California appellate court states trial court abused discretion in denying Colgate costs in mesothelioma suit

By Randy Tucker | Aug 23, 2018

LOS ANGELES (Legal Newsline) – The California 2nd District Court of Appeal, Division Four ruled Aug. 8 that the Los Angeles County Superior Court abused its discretion in denying Colgate-Palmolive Co. costs it requested and erred in failing to determine whether the company made an offer in good faith.

"Colgate contends the trial court lacked the authority to exercise its discretion in this manner and, further, that (Elizabeth) Alfaro failed to present sufficient evidence of an inability to pay. We agree that the trial court abused its discretion in denying all costs requested by Colgate and therefore reverse," the court ruled.

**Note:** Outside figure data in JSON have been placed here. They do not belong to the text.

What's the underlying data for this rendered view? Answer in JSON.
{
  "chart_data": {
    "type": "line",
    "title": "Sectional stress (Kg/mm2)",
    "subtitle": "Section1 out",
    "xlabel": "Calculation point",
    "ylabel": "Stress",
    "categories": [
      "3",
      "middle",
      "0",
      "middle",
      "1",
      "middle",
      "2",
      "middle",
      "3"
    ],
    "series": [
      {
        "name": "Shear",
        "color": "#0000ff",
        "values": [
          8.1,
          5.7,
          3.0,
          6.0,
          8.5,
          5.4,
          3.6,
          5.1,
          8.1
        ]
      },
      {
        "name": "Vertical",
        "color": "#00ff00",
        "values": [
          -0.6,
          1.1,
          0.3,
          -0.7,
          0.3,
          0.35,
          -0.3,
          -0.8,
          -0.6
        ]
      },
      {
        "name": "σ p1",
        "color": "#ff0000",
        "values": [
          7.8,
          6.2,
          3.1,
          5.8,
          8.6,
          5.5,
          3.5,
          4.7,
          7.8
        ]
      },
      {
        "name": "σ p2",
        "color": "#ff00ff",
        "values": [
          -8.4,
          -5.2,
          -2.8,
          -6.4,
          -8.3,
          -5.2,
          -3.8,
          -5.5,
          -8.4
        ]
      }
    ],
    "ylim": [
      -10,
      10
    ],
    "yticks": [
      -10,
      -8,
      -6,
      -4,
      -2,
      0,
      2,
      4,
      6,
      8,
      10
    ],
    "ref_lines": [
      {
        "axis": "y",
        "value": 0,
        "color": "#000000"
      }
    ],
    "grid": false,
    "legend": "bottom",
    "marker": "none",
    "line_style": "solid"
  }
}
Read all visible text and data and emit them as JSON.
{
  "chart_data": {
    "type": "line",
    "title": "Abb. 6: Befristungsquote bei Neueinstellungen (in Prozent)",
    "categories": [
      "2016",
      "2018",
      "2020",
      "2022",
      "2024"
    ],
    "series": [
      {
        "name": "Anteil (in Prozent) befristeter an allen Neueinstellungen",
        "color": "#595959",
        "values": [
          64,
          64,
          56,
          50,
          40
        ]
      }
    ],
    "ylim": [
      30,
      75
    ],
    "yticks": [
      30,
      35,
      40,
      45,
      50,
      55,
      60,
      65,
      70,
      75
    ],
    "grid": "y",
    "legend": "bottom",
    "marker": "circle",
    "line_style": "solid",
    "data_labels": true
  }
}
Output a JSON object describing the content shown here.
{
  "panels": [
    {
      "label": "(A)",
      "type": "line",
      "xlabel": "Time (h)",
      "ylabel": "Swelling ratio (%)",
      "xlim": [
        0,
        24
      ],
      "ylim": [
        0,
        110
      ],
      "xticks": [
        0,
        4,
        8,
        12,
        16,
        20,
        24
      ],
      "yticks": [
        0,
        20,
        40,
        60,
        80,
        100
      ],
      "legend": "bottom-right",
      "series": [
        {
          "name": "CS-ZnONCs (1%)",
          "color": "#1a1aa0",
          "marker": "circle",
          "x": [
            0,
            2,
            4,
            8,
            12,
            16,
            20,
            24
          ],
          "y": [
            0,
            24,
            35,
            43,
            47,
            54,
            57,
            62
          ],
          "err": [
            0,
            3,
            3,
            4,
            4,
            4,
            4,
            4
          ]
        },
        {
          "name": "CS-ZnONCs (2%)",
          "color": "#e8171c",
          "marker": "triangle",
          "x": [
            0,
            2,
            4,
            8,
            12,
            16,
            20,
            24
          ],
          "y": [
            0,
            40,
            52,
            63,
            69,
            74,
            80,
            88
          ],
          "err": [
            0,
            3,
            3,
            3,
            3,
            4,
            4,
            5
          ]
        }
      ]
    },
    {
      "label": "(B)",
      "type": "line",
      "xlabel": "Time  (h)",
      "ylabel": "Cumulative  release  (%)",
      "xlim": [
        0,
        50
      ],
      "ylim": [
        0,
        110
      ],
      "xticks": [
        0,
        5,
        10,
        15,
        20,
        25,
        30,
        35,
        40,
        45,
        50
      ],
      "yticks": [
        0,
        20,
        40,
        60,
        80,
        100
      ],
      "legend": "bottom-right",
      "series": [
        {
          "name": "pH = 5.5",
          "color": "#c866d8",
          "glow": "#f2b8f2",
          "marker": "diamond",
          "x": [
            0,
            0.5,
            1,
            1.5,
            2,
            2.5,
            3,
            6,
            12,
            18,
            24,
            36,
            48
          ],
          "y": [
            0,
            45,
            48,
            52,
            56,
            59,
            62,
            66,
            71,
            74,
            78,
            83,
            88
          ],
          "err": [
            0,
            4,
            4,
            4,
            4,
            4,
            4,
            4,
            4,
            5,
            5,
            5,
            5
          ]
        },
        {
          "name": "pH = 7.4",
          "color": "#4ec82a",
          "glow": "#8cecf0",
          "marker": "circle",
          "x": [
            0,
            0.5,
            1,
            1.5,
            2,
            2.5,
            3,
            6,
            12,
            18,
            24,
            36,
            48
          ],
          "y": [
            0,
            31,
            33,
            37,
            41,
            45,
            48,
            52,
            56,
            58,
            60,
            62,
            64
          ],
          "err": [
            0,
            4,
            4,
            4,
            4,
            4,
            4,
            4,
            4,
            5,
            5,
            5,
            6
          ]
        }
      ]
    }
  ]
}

In the original case, the late Elizabeth Alfaro alleged that she was diagnosed with mesothelioma in 2015 at the age of 38 from exposure to asbestos contained in talcum powder products. Colgate-Palmolive was one of two defendants out of an original dozen in the suit. Alfaro died while the appeal was pending and her mother, Delgadina Alfaro, became successor-in-interest in the action.

The trial court ruled for Colgate-Palmolive and Imerys Talc America in 2016 and that judgment was previously affirmed on appeal.

Colgate filed a memorandum of costs in August 2016 and argued it was entitled to more than $300,000 in court costs as the prevailing party.

The trial court ruled against Colgate-Palmolive finding that Alfaro could not pay the expense and it would be unjust to impose such a substantial amount on her.

In a supplemental brief, Alfaro argued that she did not have the means to pay the more than $300,000 in court costs and had incurred $320,000 in medical expenses, was unemployed and in seriously poor health.

In December 2016, the court denied all cost requests by Colgate.

The trial court stated that Alfaro was a very ill woman, stuck in the middle of a controversial debate concerning cause and effect from events that "occurred decades ago." If the court awarded expenses to Colgate, it would effect “an inhumane and indecent result” on Alfaro, according to the ruling.

In the appeal, the Appellate Court ruled in favor of Colgate and remanded the case back to the original court.